Thursday, 3 April 2014

Getting acquainted - 20th August 2004

It rained that night. Heavy rain drumming on the corrugated iron roof, echoing across all the neighbouring roofs; drowning out the barking dogs, the drunken shouts, all the other sounds of the township. And I slept deeply - my best night since arriving in South Africa. When I woke in the morning, it was clear the rain had kept everyone else awake!

That morning there were only two of us intending to go to Asiphé - others were keen to help with the pre-schools and crèche. Thirteen of us would only spread thinly across the five different children's work venues.

Hannah and I set off along the red dirt road. The heavy rain had excavated great craters in the red dirt road, leaving deep puddles, with river beds joining them together. But the sun was starting to shine through from underneath the clouds, and making the raindrops on the fences sparkle.

When we arrived at Asiphé there was only one mobile child there to greet us. Little M seemed like a little lost thing without her four playmates. The older two were at pre-school; the younger two at crèche. But M was pleased to see us, and reached for our hands and led us through to the therapy room. All the other children were here, some still being fed breakfast.

Our role was to help out wherever we were needed, and mornings were always taken up with physiotherapy exercises for these children - most of whom had some form of cerebral palsy or head injury. Lizzie, one of the house mothers, showed us how to do slow stretches of the children's tight limbs, taking them through their full range of movement. She demonstrated with K, the 8 year old girl who had been sitting in her wheelchair watching television two days earlier. 

Lizzie kept laughing in embarrassment at her English, which was great - no need for embarrassment. She then suggested that we choose a child and go through the same routine, while she talked us through it.  I paired up with a little three year old boy, C, who had a gorgeous slightly crooked grin.  He was very patient with me as I fumbled through the exercises - too patient for a three year old...
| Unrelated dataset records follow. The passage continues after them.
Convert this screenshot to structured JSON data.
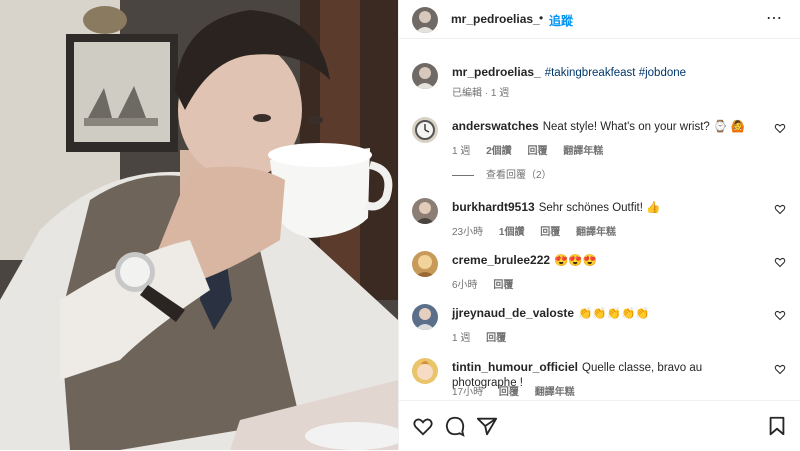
{
  "post": {
    "author": "mr_pedroelias_",
    "dot": "•",
    "follow_label": "追蹤",
    "more_label": "⋯",
    "caption_tags": "#takingbreakfeast #jobdone",
    "caption_meta": "已編輯 · 1 週"
  },
  "comments": [
    {
      "user": "anderswatches",
      "text": "Neat style! What's on your wrist? ⌚ 🙆",
      "time": "1 週",
      "likes": "2個讚",
      "reply": "回覆",
      "translate": "翻譯年糕",
      "avatar_color": "#d9d2c4",
      "avatar_icon": "watch-avatar"
    },
    {
      "user": "burkhardt9513",
      "text": "Sehr schönes Outfit! 👍",
      "time": "23小時",
      "likes": "1個讚",
      "reply": "回覆",
      "translate": "翻譯年糕",
      "avatar_color": "#8c7e74",
      "avatar_icon": "person-avatar"
    },
    {
      "user": "creme_brulee222",
      "text": "😍😍😍",
      "time": "6小時",
      "reply": "回覆",
      "avatar_color": "#c79a5a",
      "avatar_icon": "person-avatar"
    },
    {
      "user": "jjreynaud_de_valoste",
      "text": "👏👏👏👏👏",
      "time": "1 週",
      "reply": "回覆",
      "avatar_color": "#5b6f8a",
      "avatar_icon": "person-avatar"
    },
    {
      "user": "tintin_humour_officiel",
      "text": "Quelle classe, bravo au photographe !",
      "time": "17小時",
      "reply": "回覆",
      "translate": "翻譯年糕",
      "avatar_color": "#e9c46a",
      "avatar_icon": "cartoon-avatar"
    }
  ],
  "view_replies": "查看回覆（2）",
  "colors": {
    "accent": "#0095f6",
    "text": "#262626",
    "muted": "#737373",
    "border": "#efefef"
  }
}
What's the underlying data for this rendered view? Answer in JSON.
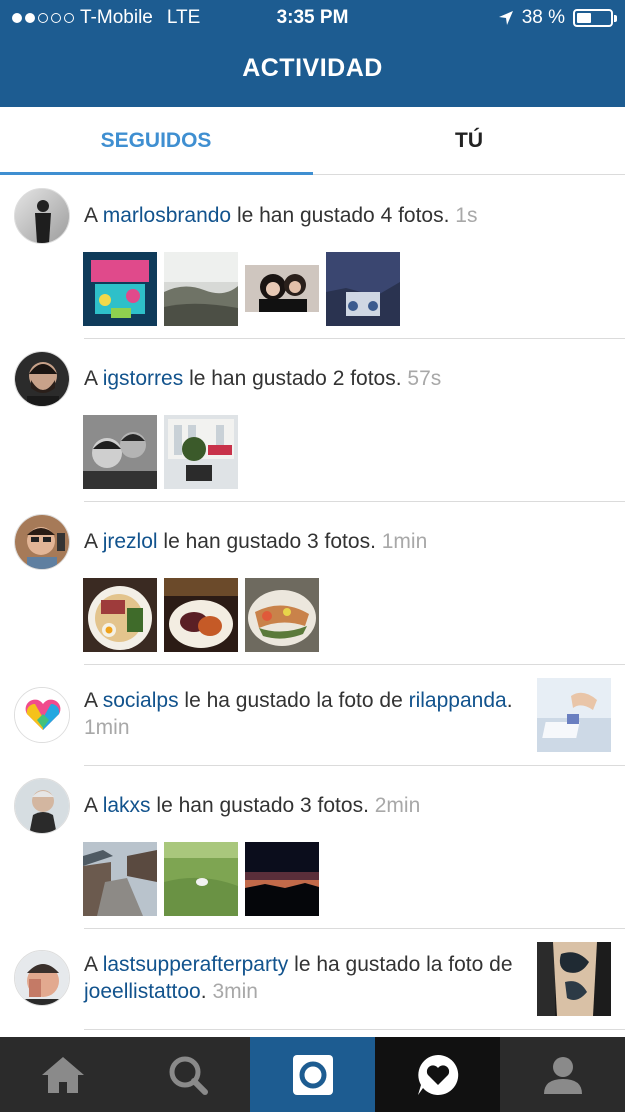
{
  "status_bar": {
    "carrier": "T-Mobile",
    "network": "LTE",
    "time": "3:35 PM",
    "battery": "38 %",
    "battery_level": 0.38
  },
  "header": {
    "title": "ACTIVIDAD"
  },
  "tabs": [
    {
      "label": "SEGUIDOS",
      "selected": true
    },
    {
      "label": "TÚ",
      "selected": false
    }
  ],
  "feed": [
    {
      "prefix": "A",
      "user": "marlosbrando",
      "action": "le han gustado 4 fotos.",
      "time": "1s",
      "photos": 4,
      "avatar_icon": "person-silhouette-avatar"
    },
    {
      "prefix": "A",
      "user": "igstorres",
      "action": "le han gustado 2 fotos.",
      "time": "57s",
      "photos": 2,
      "avatar_icon": "bearded-man-avatar"
    },
    {
      "prefix": "A",
      "user": "jrezlol",
      "action": "le han gustado 3 fotos.",
      "time": "1min",
      "photos": 3,
      "avatar_icon": "man-with-glasses-avatar"
    },
    {
      "prefix": "A",
      "user": "socialps",
      "action": "le ha gustado la foto de",
      "target": "rilappanda",
      "time": "1min",
      "avatar_icon": "heart-logo-avatar"
    },
    {
      "prefix": "A",
      "user": "lakxs",
      "action": "le han gustado 3 fotos.",
      "time": "2min",
      "photos": 3,
      "avatar_icon": "person-outdoors-avatar"
    },
    {
      "prefix": "A",
      "user": "lastsupperafterparty",
      "action": "le ha gustado la",
      "action2": "foto de",
      "target": "joeellistattoo",
      "time": "3min",
      "avatar_icon": "man-face-avatar"
    }
  ],
  "bottom_nav": [
    {
      "icon": "home-icon"
    },
    {
      "icon": "search-icon"
    },
    {
      "icon": "camera-icon"
    },
    {
      "icon": "activity-heart-icon",
      "active": true
    },
    {
      "icon": "profile-icon"
    }
  ],
  "colors": {
    "header": "#1d5c91",
    "accent": "#3f8fd1",
    "username": "#12538d",
    "timestamp": "#a8a8a8"
  }
}
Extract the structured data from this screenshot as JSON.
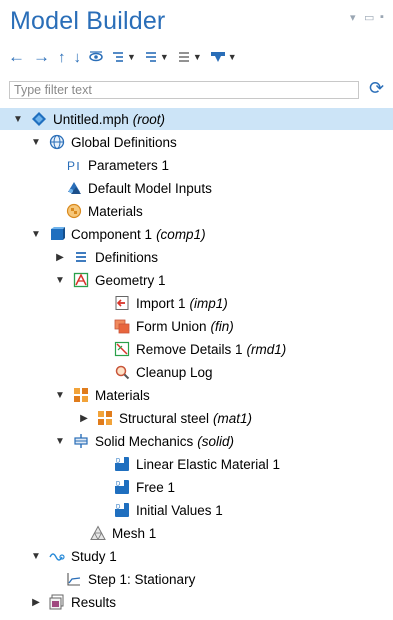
{
  "panel": {
    "title": "Model Builder",
    "filter_placeholder": "Type filter text"
  },
  "toolbar": {
    "buttons": [
      "arrow-left",
      "arrow-right",
      "arrow-up",
      "arrow-down",
      "show",
      "expand-sections",
      "collapse-sections",
      "model-tree-node-text",
      "build-menu"
    ]
  },
  "tree": [
    {
      "label": "Untitled.mph",
      "tag": "(root)",
      "expanded": true,
      "selected": true,
      "icon": "root-diamond-icon"
    },
    {
      "label": "Global Definitions",
      "tag": "",
      "expanded": true,
      "icon": "globe-icon"
    },
    {
      "label": "Parameters 1",
      "tag": "",
      "icon": "parameters-icon"
    },
    {
      "label": "Default Model Inputs",
      "tag": "",
      "icon": "model-inputs-icon"
    },
    {
      "label": "Materials",
      "tag": "",
      "icon": "materials-icon"
    },
    {
      "label": "Component 1",
      "tag": "(comp1)",
      "expanded": true,
      "icon": "component-icon"
    },
    {
      "label": "Definitions",
      "tag": "",
      "expanded": false,
      "icon": "definitions-icon"
    },
    {
      "label": "Geometry 1",
      "tag": "",
      "expanded": true,
      "icon": "geometry-icon"
    },
    {
      "label": "Import 1",
      "tag": "(imp1)",
      "icon": "import-icon"
    },
    {
      "label": "Form Union",
      "tag": "(fin)",
      "icon": "form-union-icon"
    },
    {
      "label": "Remove Details 1",
      "tag": "(rmd1)",
      "icon": "remove-details-icon"
    },
    {
      "label": "Cleanup Log",
      "tag": "",
      "icon": "cleanup-log-icon"
    },
    {
      "label": "Materials",
      "tag": "",
      "expanded": true,
      "icon": "materials-blocks-icon"
    },
    {
      "label": "Structural steel",
      "tag": "(mat1)",
      "expanded": false,
      "icon": "material-blocks-icon"
    },
    {
      "label": "Solid Mechanics",
      "tag": "(solid)",
      "expanded": true,
      "icon": "solid-mechanics-icon"
    },
    {
      "label": "Linear Elastic Material 1",
      "tag": "",
      "icon": "linear-elastic-icon"
    },
    {
      "label": "Free 1",
      "tag": "",
      "icon": "free-icon"
    },
    {
      "label": "Initial Values 1",
      "tag": "",
      "icon": "initial-values-icon"
    },
    {
      "label": "Mesh 1",
      "tag": "",
      "icon": "mesh-icon"
    },
    {
      "label": "Study 1",
      "tag": "",
      "expanded": true,
      "icon": "study-icon"
    },
    {
      "label": "Step 1: Stationary",
      "tag": "",
      "icon": "stationary-step-icon"
    },
    {
      "label": "Results",
      "tag": "",
      "expanded": false,
      "icon": "results-icon"
    }
  ]
}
After about thirty minutes, we'd finished the routine, and we were encouraged to move on to another child.  Baby Leroy was sitting grizzling in his wheelchair. I was inevitably drawn to him, and Lizzie showed me how to remove the tray from his chair, so I could undo the strap holding him in, and lift him out and onto the floor. Rather than calming down, Leroy just kept crying. Lizzie encouraged me to work through the exercises anyway, even though he was very obviously tired. I persevered, and finally had worked through the programme. We both breathed a sigh of relief and I snuggled him on my knee. Once again, he turned his head in towards my body, and fell asleep.  I was ready to sit there holding him, but the house mothers tried to get me to put him down on the floor to sleep, so I would be free to work with another child. I'm a rebel at heart, and wasn't happy with the suggestion. I had an inkling that this baby had rarely been allowed to just sleep on someone's knee - usually put in his cot, on the floor, somewhere else, so that the someone holding him could use their time elsewhere.  I decided that, for once, he could sleep his sleep out where he had fallen asleep, and shifted my weight back so I could lean against the wall. For half an hour I sat like that, gazing down at this little scrap asleep in my arms.
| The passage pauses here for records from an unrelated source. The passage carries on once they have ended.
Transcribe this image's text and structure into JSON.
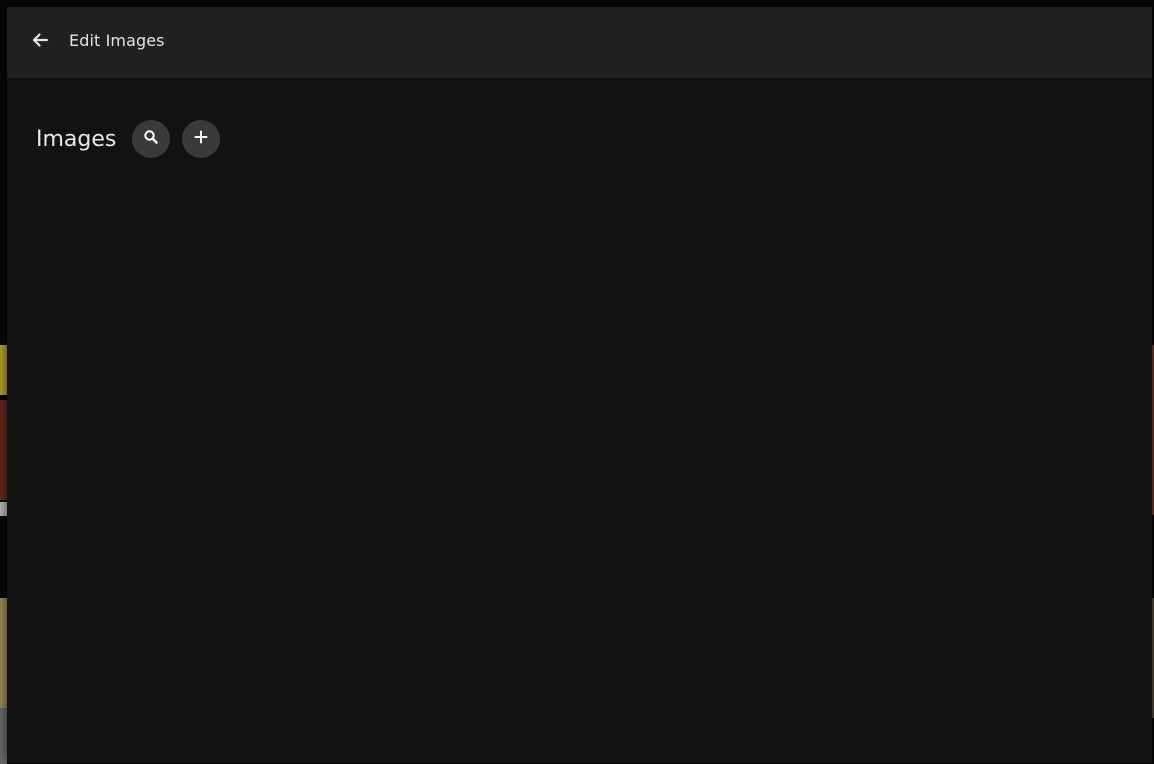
{
  "dialog": {
    "title": "Edit Images",
    "back_icon": "arrow-left-icon"
  },
  "section": {
    "title": "Images",
    "search_icon": "search-icon",
    "add_icon": "plus-icon"
  },
  "colors": {
    "dialog_background": "#121212",
    "header_background": "#202020",
    "button_background": "#3a3a3a",
    "text": "#e8e8e8"
  }
}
Lizzie realised I wasn't budging so started talking to me, telling me a little about Leroy. How he had been given up for adoption at birth by his birth mother, but due to concerns about his health he was put in foster care so that tests and assessments could be carried out.  Had these concerns not been present, he would have been adopted as a newborn baby - there is high demand for babies with Leroy's ethnic origin. Sadly for Leroy, an MRI scan showed a large extent of brain damage and the diagnosis of cerebral palsy was made. With this diagnosis, adoption was no longer feasible for him - no one would willingly take on a child who would need such a high level of care for life - not when healthcare and education have to be paid for.  It was at this point, when he wasn't even four months old, that Leroy was taken from his foster family and handed over to Asiphé. According to the doctors, Leroy would never walk, or talk, or learn, he would be "like a vegetable", to use Lizzie's words, echoing what she had been told. But my two, albeit brief, meetings with this baby had already told me this last prediction was wrong.
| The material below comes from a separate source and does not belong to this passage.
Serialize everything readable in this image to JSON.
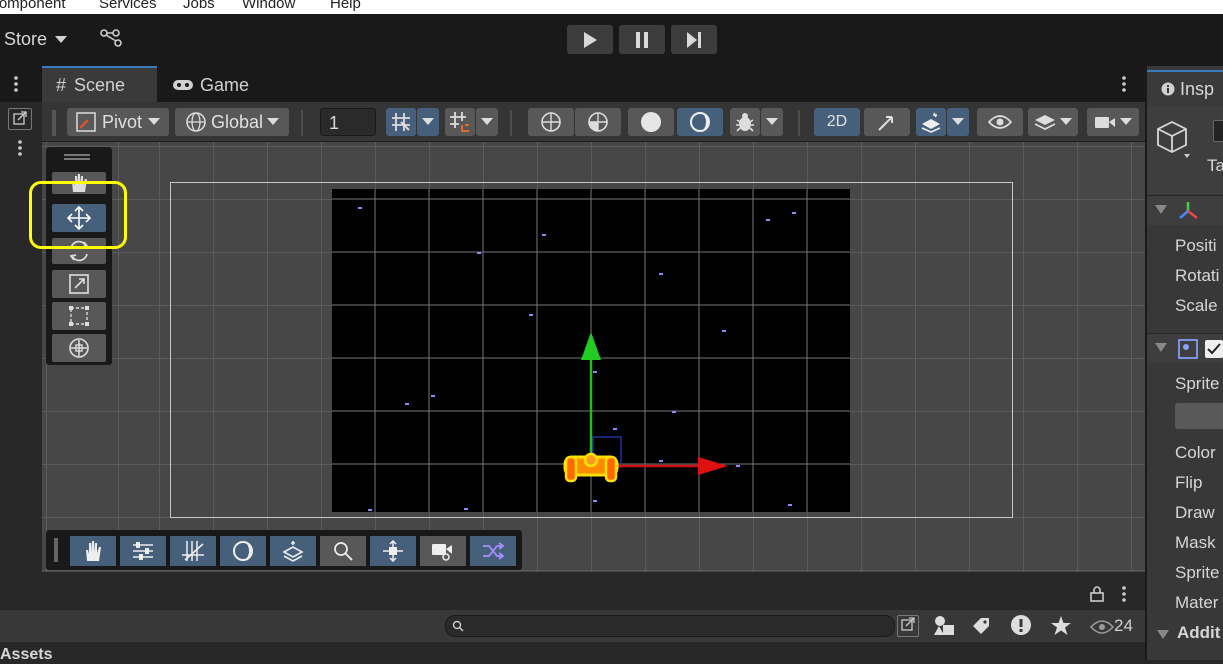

Lizzie's attention was needed elsewhere, so I was left to my thoughts, all the while feeling the warmth of Leroy's little body close against mine. The more he slept, the more relaxed he became, his tight limbs becoming floppier, more normal. After a while he began to stir and slowly, reluctantly, opened his eyes. I decided to try a bit more physio with him. Wow! What a difference! His arms were still quite relaxed and he let me get his arms higher than earlier before he started objecting. I decided to try each day to get more movement, with the goal of getting them right above his head before it was time for me to head back to England.